Il passe son brevet de pilote en 1910. C’est cette passion des choses de l’air, associée à un patriotisme ardent qui le conduisent à dénoncer à plusieurs reprises notre retard face aux progrès de l’aéronautique allemande et à préconiser la création, au ministère de la Guerre, d’une direction de l’aéronautique.

Dès le début des hostilités, il s’engage comme pilote aviateur et s’imagine utiliser l’avion pour repérer les blessés sur le champ de bataille et faciliter ainsi leur relève. A ce titre, il fait parti des précurseurs de l’aviation sanitaire.

Le 21 octobre, pour accomplir une reconnaissance aérienne, il passe à très basse altitude au-dessus des lignes allemandes stationnées dans le bois de Mort Mare (Flirey). Son appareil est touché et lui-même grièvement blessé par une balle.
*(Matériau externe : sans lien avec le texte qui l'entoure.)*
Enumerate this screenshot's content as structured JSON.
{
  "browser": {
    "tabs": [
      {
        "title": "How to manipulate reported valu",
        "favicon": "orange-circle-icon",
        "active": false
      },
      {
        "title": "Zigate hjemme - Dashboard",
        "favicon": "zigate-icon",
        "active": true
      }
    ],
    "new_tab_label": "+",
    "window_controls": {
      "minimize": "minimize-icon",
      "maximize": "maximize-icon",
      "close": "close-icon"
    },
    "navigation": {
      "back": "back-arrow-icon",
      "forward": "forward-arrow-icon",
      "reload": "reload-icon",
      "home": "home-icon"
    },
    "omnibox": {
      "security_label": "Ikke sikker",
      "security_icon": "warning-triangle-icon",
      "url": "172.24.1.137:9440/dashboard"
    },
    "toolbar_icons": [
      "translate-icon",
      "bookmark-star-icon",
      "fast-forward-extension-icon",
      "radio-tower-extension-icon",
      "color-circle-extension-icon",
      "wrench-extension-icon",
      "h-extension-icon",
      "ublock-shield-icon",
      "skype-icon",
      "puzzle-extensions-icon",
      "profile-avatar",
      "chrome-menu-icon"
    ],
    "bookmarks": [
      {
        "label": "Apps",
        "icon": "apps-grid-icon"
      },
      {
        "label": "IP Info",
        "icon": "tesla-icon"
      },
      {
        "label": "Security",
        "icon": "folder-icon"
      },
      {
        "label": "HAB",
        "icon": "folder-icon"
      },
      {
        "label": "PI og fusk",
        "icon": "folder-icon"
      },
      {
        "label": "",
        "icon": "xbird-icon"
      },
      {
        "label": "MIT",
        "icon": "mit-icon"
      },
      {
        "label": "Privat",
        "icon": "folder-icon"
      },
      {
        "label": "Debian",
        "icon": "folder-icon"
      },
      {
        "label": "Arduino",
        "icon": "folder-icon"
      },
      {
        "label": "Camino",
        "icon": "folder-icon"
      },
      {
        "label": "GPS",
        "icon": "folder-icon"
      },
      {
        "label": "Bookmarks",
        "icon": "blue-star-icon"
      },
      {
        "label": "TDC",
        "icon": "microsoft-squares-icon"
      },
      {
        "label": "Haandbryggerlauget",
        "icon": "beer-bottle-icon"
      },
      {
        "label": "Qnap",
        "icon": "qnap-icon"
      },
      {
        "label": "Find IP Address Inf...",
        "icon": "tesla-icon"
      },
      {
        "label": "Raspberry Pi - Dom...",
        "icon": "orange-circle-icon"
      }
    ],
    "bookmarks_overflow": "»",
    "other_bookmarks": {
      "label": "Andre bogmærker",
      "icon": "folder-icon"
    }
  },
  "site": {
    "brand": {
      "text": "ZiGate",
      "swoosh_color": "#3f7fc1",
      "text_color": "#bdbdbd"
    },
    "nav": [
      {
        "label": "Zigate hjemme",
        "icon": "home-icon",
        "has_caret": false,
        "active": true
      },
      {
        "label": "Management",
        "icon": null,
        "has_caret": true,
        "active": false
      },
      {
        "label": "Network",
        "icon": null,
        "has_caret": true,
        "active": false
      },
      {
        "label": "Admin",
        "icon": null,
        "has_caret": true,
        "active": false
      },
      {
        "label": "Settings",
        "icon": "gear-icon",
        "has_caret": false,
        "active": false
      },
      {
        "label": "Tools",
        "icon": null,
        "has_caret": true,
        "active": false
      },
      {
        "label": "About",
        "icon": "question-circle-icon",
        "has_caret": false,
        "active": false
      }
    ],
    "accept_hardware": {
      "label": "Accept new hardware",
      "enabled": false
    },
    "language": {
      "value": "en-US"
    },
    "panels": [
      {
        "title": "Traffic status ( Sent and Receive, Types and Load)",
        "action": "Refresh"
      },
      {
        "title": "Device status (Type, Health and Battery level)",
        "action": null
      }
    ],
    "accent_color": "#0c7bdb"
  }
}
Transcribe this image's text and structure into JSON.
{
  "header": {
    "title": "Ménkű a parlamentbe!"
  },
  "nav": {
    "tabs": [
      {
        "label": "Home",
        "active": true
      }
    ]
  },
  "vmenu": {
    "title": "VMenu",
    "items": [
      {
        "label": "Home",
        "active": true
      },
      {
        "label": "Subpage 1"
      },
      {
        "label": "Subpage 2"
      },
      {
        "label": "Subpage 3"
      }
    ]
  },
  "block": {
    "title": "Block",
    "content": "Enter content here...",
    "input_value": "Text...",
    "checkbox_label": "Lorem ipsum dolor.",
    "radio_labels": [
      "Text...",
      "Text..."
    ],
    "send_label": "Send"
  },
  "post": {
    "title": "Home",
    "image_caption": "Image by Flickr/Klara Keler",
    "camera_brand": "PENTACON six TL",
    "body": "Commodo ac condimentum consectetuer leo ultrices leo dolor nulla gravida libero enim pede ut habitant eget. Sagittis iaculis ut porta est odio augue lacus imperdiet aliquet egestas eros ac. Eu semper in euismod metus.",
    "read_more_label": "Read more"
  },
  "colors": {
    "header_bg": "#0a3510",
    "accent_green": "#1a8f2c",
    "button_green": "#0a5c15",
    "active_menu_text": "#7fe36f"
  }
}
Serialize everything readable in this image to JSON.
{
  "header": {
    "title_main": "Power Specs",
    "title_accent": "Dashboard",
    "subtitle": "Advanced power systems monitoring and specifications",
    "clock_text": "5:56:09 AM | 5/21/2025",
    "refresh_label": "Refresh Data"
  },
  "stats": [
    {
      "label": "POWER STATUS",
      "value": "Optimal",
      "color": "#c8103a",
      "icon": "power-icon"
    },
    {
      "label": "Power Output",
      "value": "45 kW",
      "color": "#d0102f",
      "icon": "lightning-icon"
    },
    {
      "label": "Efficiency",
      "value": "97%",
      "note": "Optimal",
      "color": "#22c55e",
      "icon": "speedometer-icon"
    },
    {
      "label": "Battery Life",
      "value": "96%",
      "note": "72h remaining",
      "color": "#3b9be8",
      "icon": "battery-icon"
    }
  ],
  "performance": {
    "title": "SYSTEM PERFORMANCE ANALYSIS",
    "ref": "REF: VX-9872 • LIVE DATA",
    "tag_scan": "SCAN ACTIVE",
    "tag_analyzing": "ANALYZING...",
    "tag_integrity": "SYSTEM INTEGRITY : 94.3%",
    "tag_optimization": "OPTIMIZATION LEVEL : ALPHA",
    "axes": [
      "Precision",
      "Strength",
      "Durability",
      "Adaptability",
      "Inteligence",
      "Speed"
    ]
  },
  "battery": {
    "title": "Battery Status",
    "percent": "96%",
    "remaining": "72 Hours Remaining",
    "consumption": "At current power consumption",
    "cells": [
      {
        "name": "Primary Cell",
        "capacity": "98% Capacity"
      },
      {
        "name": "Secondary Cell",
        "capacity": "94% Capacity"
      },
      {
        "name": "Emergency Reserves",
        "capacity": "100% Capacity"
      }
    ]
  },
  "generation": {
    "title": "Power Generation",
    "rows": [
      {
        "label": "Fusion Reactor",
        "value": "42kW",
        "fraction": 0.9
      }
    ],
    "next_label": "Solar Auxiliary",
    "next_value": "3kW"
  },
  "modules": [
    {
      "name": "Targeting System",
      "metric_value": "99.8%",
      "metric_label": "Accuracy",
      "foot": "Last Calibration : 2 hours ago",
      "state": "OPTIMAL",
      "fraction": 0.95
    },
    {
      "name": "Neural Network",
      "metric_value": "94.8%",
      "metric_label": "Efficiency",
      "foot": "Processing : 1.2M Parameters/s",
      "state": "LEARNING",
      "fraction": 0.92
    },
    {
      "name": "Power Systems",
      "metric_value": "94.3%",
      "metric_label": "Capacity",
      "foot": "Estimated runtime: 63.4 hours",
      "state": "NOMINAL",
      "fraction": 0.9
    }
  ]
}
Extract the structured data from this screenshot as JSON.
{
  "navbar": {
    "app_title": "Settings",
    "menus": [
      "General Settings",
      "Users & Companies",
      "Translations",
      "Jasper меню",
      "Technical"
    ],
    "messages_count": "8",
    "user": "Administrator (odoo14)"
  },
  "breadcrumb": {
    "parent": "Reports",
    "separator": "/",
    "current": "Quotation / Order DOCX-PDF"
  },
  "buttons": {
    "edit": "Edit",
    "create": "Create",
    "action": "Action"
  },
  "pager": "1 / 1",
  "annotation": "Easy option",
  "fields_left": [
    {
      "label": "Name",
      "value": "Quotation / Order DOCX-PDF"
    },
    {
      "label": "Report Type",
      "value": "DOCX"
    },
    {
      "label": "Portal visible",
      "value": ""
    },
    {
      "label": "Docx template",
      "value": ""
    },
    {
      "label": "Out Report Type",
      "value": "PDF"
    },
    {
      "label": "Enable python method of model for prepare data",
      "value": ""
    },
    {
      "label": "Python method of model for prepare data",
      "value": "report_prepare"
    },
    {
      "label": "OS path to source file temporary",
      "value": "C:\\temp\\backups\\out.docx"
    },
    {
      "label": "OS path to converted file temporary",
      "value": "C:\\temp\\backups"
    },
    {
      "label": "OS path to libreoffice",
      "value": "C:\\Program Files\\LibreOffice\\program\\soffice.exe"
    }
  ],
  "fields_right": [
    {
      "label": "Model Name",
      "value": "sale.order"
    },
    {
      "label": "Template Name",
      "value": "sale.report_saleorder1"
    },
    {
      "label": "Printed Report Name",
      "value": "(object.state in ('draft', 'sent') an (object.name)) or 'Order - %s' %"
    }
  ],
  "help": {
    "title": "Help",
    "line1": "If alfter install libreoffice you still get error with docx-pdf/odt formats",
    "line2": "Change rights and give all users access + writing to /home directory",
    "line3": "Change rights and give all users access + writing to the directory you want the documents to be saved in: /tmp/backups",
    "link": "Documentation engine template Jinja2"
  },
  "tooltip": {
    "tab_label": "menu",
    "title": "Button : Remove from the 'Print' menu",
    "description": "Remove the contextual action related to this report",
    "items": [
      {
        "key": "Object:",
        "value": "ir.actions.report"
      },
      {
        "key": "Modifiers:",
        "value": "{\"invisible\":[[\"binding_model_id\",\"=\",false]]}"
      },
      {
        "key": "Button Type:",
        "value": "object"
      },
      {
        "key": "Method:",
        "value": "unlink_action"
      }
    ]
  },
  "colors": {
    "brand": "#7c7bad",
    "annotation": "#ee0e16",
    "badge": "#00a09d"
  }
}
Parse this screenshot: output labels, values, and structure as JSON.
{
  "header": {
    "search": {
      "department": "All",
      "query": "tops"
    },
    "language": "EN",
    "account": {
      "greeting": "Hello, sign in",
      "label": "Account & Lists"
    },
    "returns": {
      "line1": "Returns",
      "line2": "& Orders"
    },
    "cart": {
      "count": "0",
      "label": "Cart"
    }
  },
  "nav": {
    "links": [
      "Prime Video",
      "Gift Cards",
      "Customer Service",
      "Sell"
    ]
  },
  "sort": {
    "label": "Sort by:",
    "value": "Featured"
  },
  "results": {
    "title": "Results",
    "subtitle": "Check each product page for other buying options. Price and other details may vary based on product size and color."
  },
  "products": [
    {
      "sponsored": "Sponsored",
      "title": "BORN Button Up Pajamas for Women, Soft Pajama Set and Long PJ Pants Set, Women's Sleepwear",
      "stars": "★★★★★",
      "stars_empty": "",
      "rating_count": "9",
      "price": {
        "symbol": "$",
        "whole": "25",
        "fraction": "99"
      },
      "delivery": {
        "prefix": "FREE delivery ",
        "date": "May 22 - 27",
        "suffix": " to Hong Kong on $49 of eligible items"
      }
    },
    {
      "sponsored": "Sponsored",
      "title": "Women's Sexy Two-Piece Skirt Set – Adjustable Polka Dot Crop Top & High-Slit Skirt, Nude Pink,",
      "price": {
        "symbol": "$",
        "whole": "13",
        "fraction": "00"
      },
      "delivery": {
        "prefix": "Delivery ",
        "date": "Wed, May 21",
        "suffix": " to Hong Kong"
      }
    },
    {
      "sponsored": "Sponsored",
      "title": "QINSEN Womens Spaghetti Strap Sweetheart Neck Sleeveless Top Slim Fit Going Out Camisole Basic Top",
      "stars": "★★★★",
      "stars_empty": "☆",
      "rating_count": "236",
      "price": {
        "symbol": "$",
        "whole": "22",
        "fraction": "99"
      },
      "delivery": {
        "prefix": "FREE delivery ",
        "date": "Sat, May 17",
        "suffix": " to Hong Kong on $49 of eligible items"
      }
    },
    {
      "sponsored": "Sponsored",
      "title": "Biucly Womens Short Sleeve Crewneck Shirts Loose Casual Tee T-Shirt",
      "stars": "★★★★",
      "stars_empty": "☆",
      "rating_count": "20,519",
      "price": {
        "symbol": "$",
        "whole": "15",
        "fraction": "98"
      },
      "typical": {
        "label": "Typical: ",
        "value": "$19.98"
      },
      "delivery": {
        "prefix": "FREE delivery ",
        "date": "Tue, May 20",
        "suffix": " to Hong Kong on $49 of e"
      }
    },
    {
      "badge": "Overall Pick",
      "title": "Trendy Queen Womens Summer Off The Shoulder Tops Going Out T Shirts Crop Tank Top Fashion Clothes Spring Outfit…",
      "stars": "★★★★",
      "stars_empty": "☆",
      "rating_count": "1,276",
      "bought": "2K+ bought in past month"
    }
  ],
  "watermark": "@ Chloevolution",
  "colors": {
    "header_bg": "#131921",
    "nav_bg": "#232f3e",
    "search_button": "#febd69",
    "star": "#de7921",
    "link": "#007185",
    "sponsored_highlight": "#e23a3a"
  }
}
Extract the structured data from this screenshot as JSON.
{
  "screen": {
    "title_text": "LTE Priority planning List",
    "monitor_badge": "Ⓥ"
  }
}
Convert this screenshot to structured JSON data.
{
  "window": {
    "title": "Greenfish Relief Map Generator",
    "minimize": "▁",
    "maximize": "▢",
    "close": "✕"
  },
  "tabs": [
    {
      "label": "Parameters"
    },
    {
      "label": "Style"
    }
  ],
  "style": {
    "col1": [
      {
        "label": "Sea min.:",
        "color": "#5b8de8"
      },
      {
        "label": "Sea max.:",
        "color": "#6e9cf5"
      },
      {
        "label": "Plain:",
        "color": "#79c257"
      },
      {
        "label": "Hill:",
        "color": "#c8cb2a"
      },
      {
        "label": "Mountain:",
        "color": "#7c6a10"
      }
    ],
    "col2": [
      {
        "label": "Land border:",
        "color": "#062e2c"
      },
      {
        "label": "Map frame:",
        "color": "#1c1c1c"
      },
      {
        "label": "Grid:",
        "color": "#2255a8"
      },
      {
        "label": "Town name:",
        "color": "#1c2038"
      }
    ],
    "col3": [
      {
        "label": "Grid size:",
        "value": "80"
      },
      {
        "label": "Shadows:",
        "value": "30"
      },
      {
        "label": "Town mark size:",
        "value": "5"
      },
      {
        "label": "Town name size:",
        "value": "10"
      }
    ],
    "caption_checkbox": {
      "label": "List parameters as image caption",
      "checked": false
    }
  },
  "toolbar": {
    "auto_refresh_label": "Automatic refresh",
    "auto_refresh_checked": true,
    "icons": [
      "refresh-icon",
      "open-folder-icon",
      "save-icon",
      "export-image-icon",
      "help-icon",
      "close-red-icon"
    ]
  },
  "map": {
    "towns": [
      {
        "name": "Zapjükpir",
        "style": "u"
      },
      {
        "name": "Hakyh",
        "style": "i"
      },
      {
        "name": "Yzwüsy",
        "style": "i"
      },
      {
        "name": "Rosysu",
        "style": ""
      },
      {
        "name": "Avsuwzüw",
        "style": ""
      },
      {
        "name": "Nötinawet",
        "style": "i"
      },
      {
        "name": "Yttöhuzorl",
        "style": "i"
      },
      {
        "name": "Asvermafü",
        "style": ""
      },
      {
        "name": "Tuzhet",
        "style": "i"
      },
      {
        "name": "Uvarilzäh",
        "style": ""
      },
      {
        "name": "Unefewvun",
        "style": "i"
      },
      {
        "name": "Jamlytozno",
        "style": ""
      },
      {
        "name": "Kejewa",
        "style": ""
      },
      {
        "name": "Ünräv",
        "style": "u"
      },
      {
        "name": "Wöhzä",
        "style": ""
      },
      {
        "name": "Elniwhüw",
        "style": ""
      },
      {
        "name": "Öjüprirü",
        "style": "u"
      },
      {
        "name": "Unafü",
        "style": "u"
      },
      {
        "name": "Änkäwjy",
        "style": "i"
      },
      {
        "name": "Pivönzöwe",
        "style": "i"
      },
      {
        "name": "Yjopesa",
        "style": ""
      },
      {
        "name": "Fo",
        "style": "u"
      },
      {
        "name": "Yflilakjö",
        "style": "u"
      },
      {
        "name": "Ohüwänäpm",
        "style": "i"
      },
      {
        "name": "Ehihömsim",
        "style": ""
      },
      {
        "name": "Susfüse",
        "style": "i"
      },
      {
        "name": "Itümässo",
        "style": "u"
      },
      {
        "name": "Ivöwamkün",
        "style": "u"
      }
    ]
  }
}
Réussissant néanmoins à faire atterrir son avion entre les lignes allemandes et françaises, il fait le mort tandis qu’un combat sanglant se déroule quatre heures durant autour de la machine. Puis la nuit, en dépit de ses blessures et de son âge, il parvient à se dégager de l’appareil et à gagner, en rampant, les lignes françaises.

Conduit à l’hôpital de Toul, il communique avec précision, avant de mourir, le 22 octobre 1914, les résultats de sa mission. Son général lui épingle, sur son lit de mort, la Croix de la Légion d’honneur.

Le 22 décembre 1914, la Haute Assemblée vote à l’unanimité à Emile Reymond l’hommage d’un buste par la motion suivante : « Le Sénat décide d’ériger un buste dans sa galerie pour perpétuer l’image du sénateur Emile Reymond qui illustra la science chirurgicale, honora la tribune du Sénat, contribua plus que tout autre à la création et au développement de l’aviation militaire et, victime de son héroïsme, tomba glorieusement en survolant les armées ennemies. »

Etaient notamment présents lors de cet hommage Monsieur le préfet Eric Freysselinard, le sénateur Olivier Jacquin et notre collègue venu de la Loire Jean-Claude Tissot, ainsi que le maire de Montbrison Christophe Bazile.